A common sunscreen ingredient, zinc nanoparticles, can help protect rice from heat stress, an increasingly common problem amid climate change.
Zinc is known to play an important role in plant metabolism. A salt form of the mineral is often added to the soil or sprayed on the leaves as fertilizer, but this is not very effective. Another approach is to deliver zinc in the form of particles smaller than 100 nanometers, which can pass through microscopic pores in leaves and accumulate in a plant.
Researchers have explored these nanoparticle carriers as a way to deliver more nutrients to plants, helping to maintain crop yields while reducing environmental impact. damage from excessive fertilizer use. NOW Hu Xiangang at Nankai University in China and colleagues tested how these zinc oxide nanoparticles affect crop performance under heatwave conditions.
They grew flowering rice plants in a greenhouse under normal conditions and under a simulated heat wave where temperatures exceeded 37°C for six consecutive days.

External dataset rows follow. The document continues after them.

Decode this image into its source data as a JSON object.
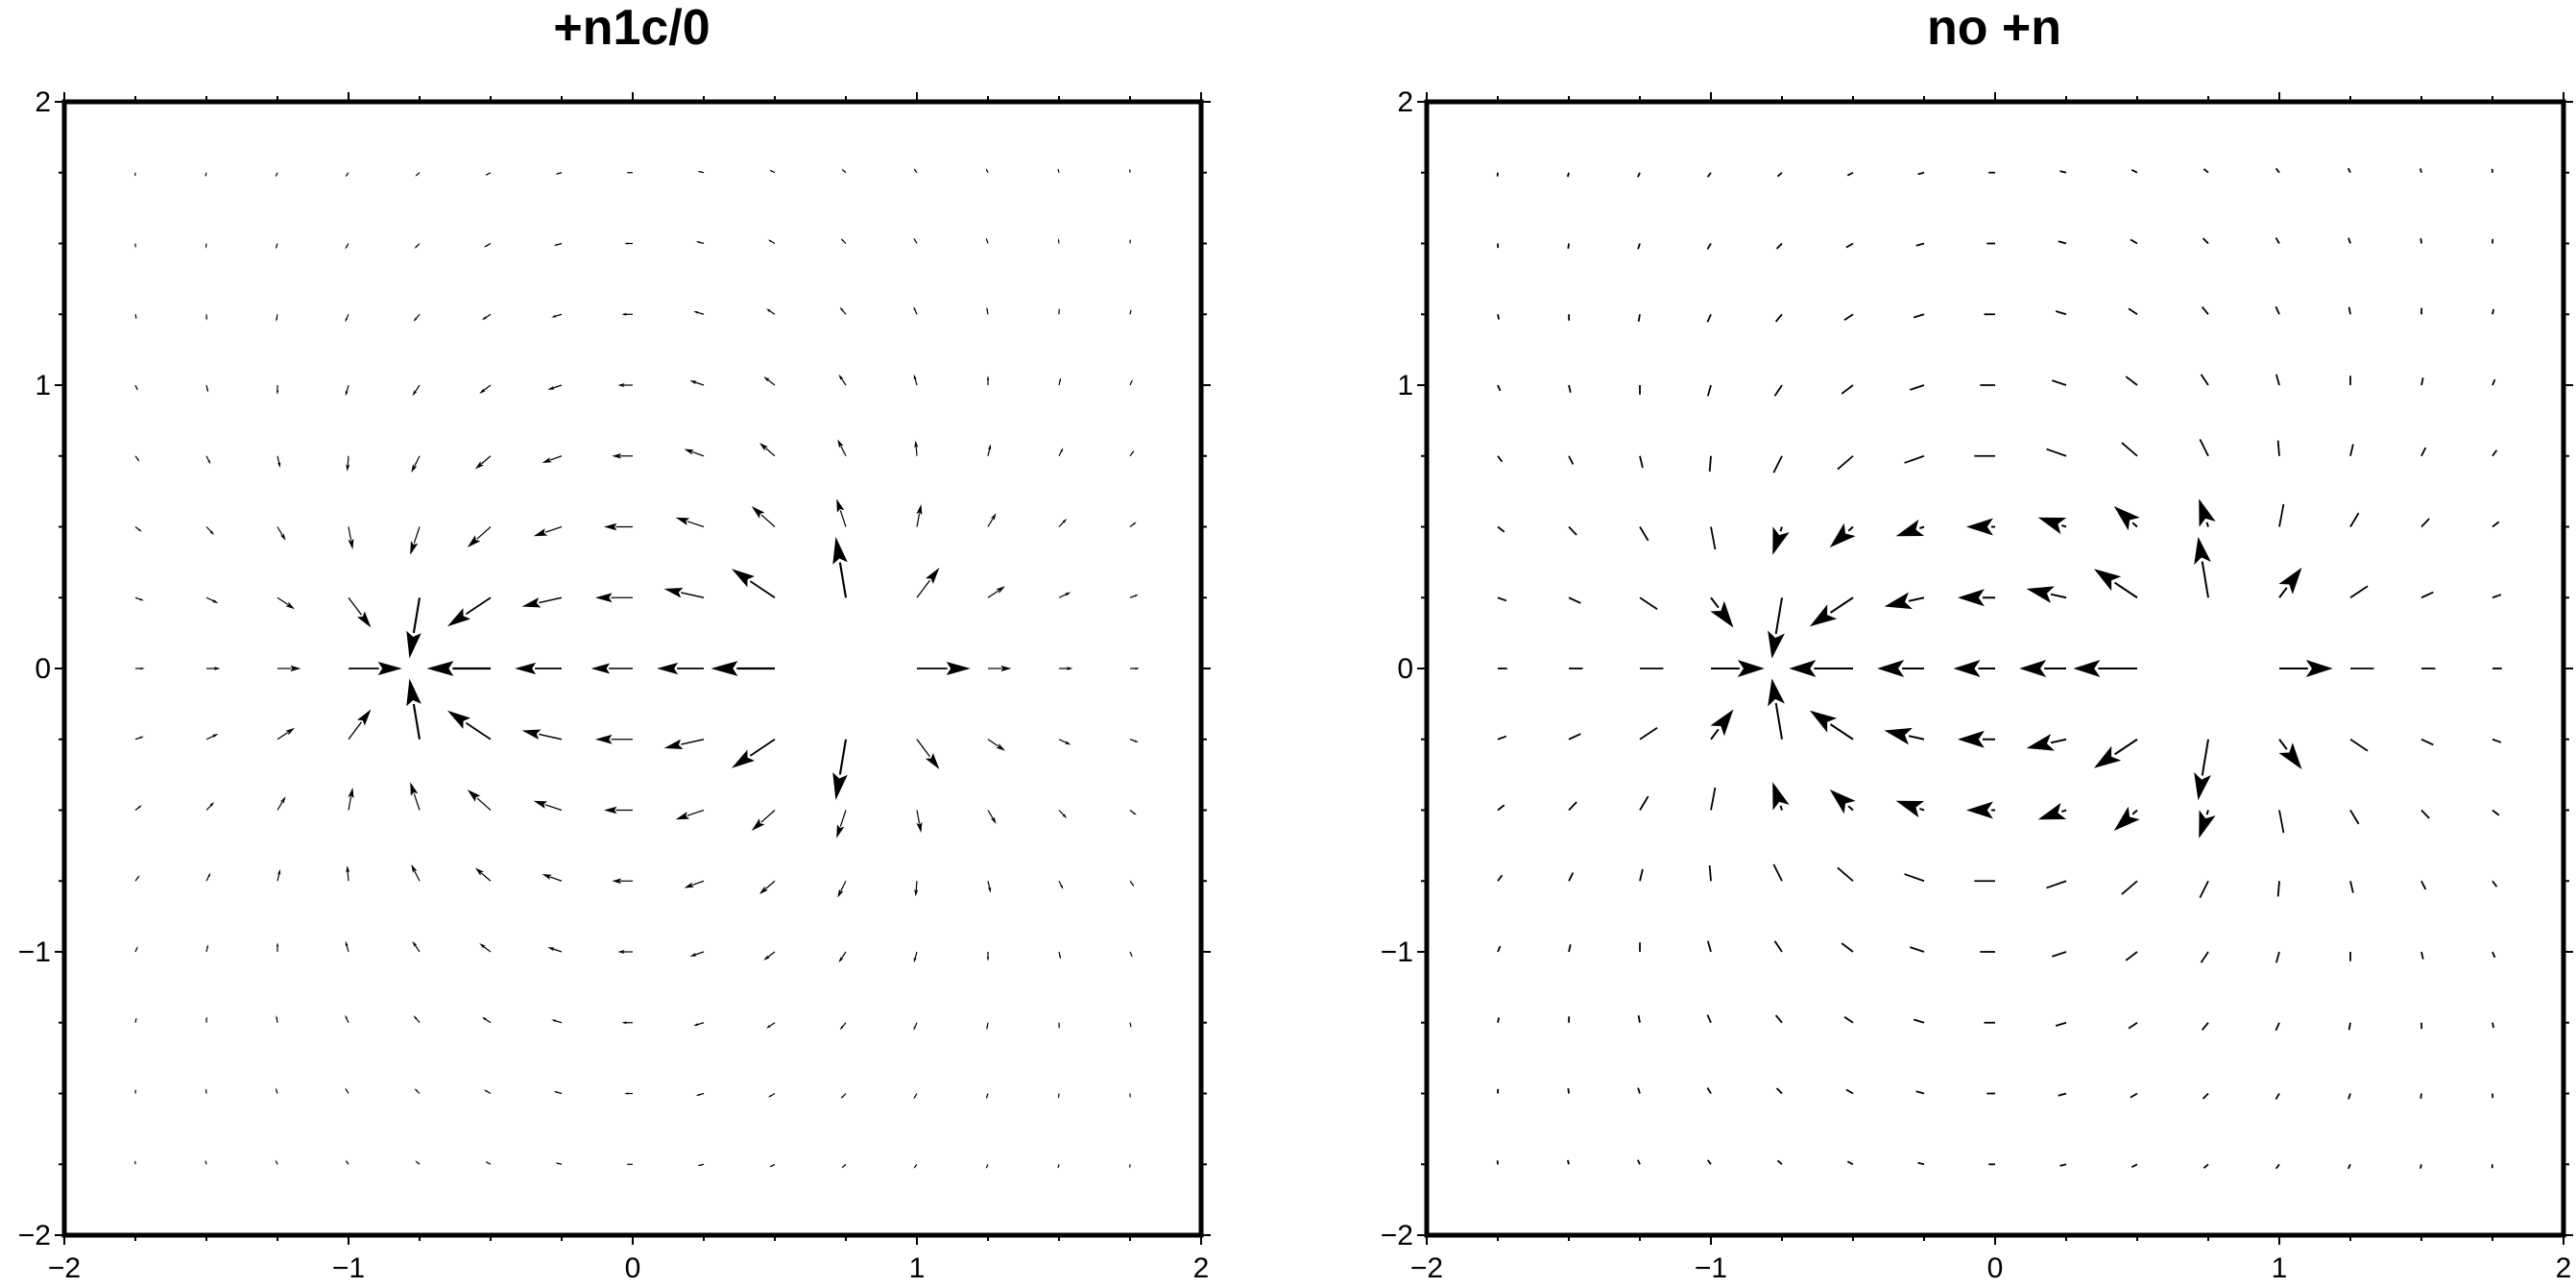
{
  "chart_data": [
    {
      "type": "vector-field",
      "title": "+n1c/0",
      "xlim": [
        -2,
        2
      ],
      "ylim": [
        -2,
        2
      ],
      "x_ticks": [
        "−2",
        "−1",
        "0",
        "1",
        "2"
      ],
      "y_ticks": [
        "−2",
        "−1",
        "0",
        "1",
        "2"
      ],
      "grid": false,
      "field": {
        "source_x": 0.75,
        "source_y": 0,
        "sink_x": -0.75,
        "sink_y": 0,
        "grid_start": -1.75,
        "grid_step": 0.25,
        "grid_count": 15
      },
      "heads": "scaled"
    },
    {
      "type": "vector-field",
      "title": "no +n",
      "xlim": [
        -2,
        2
      ],
      "ylim": [
        -2,
        2
      ],
      "x_ticks": [
        "−2",
        "−1",
        "0",
        "1",
        "2"
      ],
      "y_ticks": [
        "−2",
        "−1",
        "0",
        "1",
        "2"
      ],
      "grid": false,
      "field": {
        "source_x": 0.75,
        "source_y": 0,
        "sink_x": -0.75,
        "sink_y": 0,
        "grid_start": -1.75,
        "grid_step": 0.25,
        "grid_count": 15
      },
      "heads": "fixed"
    }
  ]
}
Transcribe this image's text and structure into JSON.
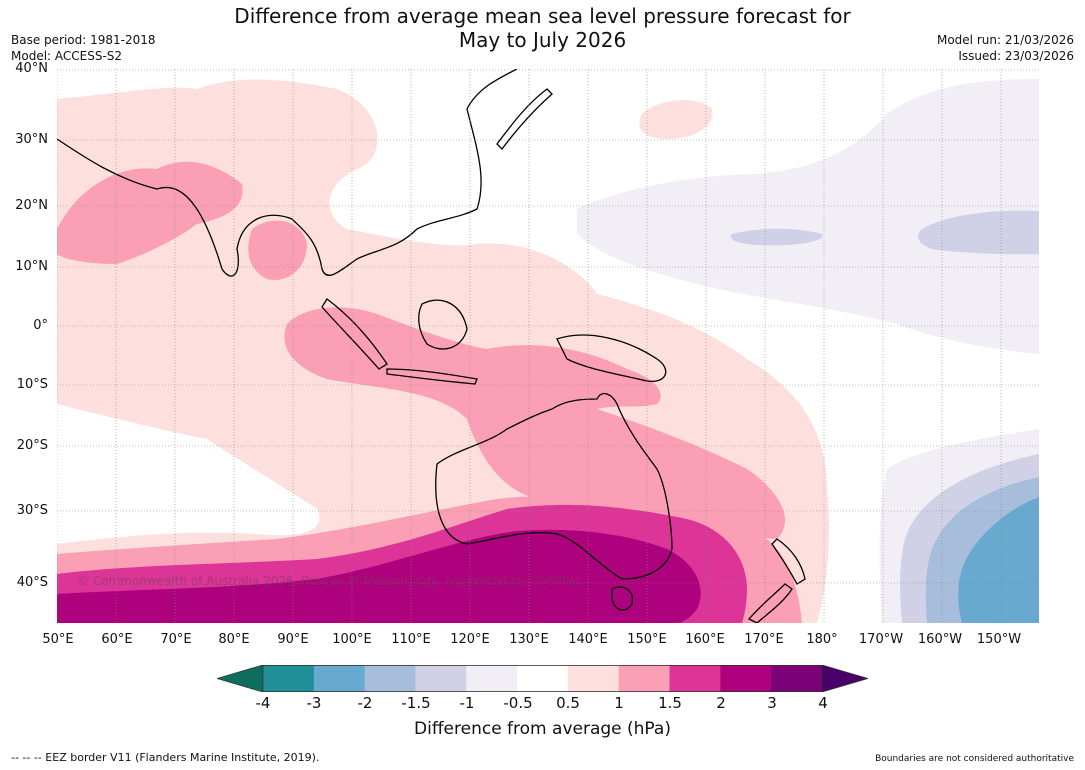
{
  "title_line1": "Difference from average mean sea level pressure forecast for",
  "title_line2": "May to July 2026",
  "base_period": "Base period: 1981-2018",
  "model": "Model: ACCESS-S2",
  "model_run": "Model run: 21/03/2026",
  "issued": "Issued: 23/03/2026",
  "lat_labels": [
    "40°N",
    "30°N",
    "20°N",
    "10°N",
    "0°",
    "10°S",
    "20°S",
    "30°S",
    "40°S"
  ],
  "lon_labels": [
    "50°E",
    "60°E",
    "70°E",
    "80°E",
    "90°E",
    "100°E",
    "110°E",
    "120°E",
    "130°E",
    "140°E",
    "150°E",
    "160°E",
    "170°E",
    "180°",
    "170°W",
    "160°W",
    "150°W"
  ],
  "copyright": "© Commonwealth of Australia 2026, Bureau of Meteorology, supported by COSPPac",
  "colorbar": {
    "ticks": [
      "-4",
      "-3",
      "-2",
      "-1.5",
      "-1",
      "-0.5",
      "0.5",
      "1",
      "1.5",
      "2",
      "3",
      "4"
    ],
    "colors": [
      "#0d6e5e",
      "#1f9098",
      "#67a9cf",
      "#a6bddb",
      "#d0d1e6",
      "#f1eef6",
      "#ffffff",
      "#fde0dd",
      "#fa9fb5",
      "#dd3497",
      "#ae017e",
      "#7a0177",
      "#49006a"
    ],
    "label": "Difference from average (hPa)"
  },
  "footer_left": "--  --  -- EEZ border V11 (Flanders Marine Institute, 2019).",
  "footer_right": "Boundaries are not considered authoritative"
}
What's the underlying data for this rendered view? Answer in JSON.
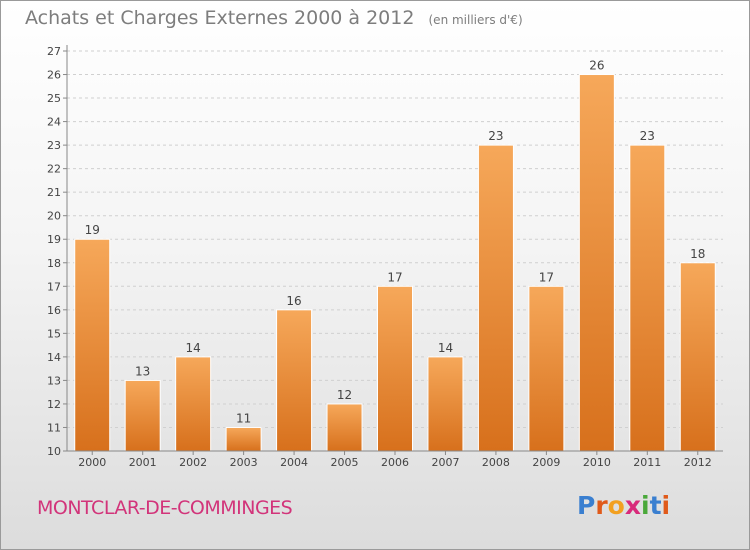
{
  "header": {
    "title": "Achats et Charges Externes 2000 à 2012",
    "subtitle": "(en milliers d'€)"
  },
  "footer": {
    "location": "MONTCLAR-DE-COMMINGES",
    "logo_letters": [
      "P",
      "r",
      "o",
      "x",
      "i",
      "t",
      "i"
    ],
    "logo_colors": [
      "#3a7fd0",
      "#e05a1a",
      "#f2a020",
      "#d82a7a",
      "#4aa83a",
      "#3a7fd0",
      "#e05a1a"
    ]
  },
  "colors": {
    "bar_top": "#f6a85a",
    "bar_bottom": "#d7701c",
    "axis": "#888888",
    "grid": "#d0d0d0",
    "text": "#444444"
  },
  "chart_data": {
    "type": "bar",
    "title": "Achats et Charges Externes 2000 à 2012",
    "subtitle": "(en milliers d'€)",
    "categories": [
      "2000",
      "2001",
      "2002",
      "2003",
      "2004",
      "2005",
      "2006",
      "2007",
      "2008",
      "2009",
      "2010",
      "2011",
      "2012"
    ],
    "values": [
      19,
      13,
      14,
      11,
      16,
      12,
      17,
      14,
      23,
      17,
      26,
      23,
      18
    ],
    "ylim": [
      10,
      27
    ],
    "yticks": [
      10,
      11,
      12,
      13,
      14,
      15,
      16,
      17,
      18,
      19,
      20,
      21,
      22,
      23,
      24,
      25,
      26,
      27
    ],
    "grid": true,
    "data_labels": true
  }
}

Some plants were sprayed with nanoparticles and others were not treated at all.
At harvest, the average grain yield of plants treated with zinc nanoparticles was 22.1% higher than plants that had not been sprayed, and this rice also had higher nutrient levels. Zinc was also found to be beneficial even outside of heatwave conditions: in these cases, the difference in yield between treated and untreated plants was even greater.
Based on detailed measurements of nutrients in the leaves, the researchers concluded that zinc increased yields by improving enzymes involved in photosynthesis and antioxidants that protect plants against harmful molecules known as reactive species. oxygen.
“Nanoscale micronutrients have enormous potential to increase climate resilience of crops through a number of unique mechanisms linked to reactive oxygen species,” says Jason White at the Connecticut Agricultural Experiment Station.
The researchers also found that rice treated with zinc nanoparticles maintained greater diversity among microbes living on the leaves – called the phyllosphere – which may have contributed to better growth.
Tests of zinc oxide nanoparticles on other crops like pumpkin and alfalfa have also shown yield increases. But Hu says more research is needed to verify whether it could benefit other crops.